Most of the photos on this site were extracted from reference images (high-resolution tiffs, 20 to 200 megabytes in size) from the Library of Congress research archive. (To query the database click here.) Many were digitized by LOC contractors using a Sinar studio back. They are adjusted by your webmaster for contrast and color in Photoshop before being downsized and turned into the jpegs you see here.

"Blackwell's Island Bridge, East River." Circa 1909 glass negative. Blackwell's Island is now Roosevelt Island, and today the span is called the Queensboro (or 59th Street) Bridge.

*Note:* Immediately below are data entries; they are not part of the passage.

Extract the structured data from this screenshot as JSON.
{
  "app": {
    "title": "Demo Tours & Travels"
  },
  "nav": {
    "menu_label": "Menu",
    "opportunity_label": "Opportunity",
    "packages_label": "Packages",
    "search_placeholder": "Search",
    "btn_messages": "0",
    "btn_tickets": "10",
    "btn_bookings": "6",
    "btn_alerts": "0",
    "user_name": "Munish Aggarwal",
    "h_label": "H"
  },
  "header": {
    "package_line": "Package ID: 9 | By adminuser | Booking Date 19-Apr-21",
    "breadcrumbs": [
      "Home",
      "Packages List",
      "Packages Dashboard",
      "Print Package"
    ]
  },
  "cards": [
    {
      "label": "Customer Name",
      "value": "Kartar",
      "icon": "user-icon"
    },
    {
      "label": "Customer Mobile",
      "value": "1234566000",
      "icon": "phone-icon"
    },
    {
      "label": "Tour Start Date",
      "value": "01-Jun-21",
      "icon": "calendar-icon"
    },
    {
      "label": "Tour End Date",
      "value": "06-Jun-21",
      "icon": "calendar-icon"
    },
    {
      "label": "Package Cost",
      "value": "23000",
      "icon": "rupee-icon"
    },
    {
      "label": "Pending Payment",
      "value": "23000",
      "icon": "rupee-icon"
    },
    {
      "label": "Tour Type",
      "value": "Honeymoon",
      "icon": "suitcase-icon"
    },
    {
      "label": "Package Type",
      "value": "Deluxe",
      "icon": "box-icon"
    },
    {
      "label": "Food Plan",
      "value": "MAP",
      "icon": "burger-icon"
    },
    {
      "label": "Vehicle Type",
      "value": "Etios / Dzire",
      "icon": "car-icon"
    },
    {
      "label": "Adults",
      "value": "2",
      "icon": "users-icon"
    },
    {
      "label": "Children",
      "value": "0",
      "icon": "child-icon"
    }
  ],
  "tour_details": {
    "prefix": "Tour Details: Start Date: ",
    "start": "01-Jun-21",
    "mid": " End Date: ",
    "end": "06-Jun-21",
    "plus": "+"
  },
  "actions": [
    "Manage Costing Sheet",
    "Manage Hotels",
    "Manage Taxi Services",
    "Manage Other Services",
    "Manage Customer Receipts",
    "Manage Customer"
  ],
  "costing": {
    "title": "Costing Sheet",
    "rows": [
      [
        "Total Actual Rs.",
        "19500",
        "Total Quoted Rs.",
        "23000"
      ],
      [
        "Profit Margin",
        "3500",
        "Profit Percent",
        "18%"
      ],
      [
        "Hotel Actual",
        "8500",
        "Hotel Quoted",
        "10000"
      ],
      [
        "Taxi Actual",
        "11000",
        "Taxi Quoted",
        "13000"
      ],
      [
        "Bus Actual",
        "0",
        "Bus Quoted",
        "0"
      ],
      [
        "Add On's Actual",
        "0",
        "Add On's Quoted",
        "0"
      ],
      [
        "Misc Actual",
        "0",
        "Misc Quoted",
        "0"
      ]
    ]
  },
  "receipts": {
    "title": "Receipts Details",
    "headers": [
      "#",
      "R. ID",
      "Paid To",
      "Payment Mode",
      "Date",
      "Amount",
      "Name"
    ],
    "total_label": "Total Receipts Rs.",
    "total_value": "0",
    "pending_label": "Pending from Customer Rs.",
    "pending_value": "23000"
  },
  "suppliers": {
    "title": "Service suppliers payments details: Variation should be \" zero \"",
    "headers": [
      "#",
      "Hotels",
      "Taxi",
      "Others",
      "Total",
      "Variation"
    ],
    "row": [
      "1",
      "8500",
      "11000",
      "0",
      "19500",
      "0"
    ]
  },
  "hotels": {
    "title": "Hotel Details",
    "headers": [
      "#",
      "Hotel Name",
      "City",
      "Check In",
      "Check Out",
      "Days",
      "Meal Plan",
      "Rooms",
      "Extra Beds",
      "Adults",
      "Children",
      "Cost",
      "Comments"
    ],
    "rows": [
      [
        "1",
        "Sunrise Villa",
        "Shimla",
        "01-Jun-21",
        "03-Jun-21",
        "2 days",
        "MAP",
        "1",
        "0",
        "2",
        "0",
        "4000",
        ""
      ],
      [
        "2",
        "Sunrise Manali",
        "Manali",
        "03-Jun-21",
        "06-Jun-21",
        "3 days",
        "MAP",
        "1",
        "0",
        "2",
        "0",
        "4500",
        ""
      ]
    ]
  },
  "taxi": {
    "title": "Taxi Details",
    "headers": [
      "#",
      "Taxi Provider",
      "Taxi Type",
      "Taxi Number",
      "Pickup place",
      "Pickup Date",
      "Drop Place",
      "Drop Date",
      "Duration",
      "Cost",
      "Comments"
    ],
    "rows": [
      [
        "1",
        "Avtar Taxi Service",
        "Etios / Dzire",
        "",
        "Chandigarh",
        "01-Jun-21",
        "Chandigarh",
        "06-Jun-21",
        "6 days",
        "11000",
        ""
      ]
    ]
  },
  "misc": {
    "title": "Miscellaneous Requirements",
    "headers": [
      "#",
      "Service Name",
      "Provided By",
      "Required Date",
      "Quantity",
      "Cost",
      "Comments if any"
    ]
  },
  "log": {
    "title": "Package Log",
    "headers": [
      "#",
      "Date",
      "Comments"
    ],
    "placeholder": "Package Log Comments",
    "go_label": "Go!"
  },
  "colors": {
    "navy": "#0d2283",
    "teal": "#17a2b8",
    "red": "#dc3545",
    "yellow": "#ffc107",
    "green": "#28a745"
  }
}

Detroit Publishing Co. View full size.
This view is from Riverview Terrace off of Sutton Place (which I thought was just a gourmet food store until I started hunting down the spot to get the same perspective). Below is the same view from August of 2004.

The vessel is a two masted coasting schooner, not a fisherman.
The ship under sail appears to be a typical design of the fishing schooners of the Grand Banks. (Google Images) Its a shame we can't view the stern well enough to see her name. I can imagine her here sailing into market with a hold full of cod.
Actually, that building isn't the one at 22 Vernon Blvd., it's the warden's home on Blackwell's Island:

See this page.
The building nearly under the bridge is still there. It's 22 Vernon and appears on Google Street View:
The clock tower is part of the Brewster Building in Queens Plaza. The building is still there but, sadly, the clock tower was removed in the 1950's.

Behind the terra cotta works it looks like a building with clock tower under construction. At first I thought Met Life but it doesn't look quite the same.

La-da-da-da-da - feelin' groovy!
Anybody know the history of the building that appears to be a mansion, under the bridge?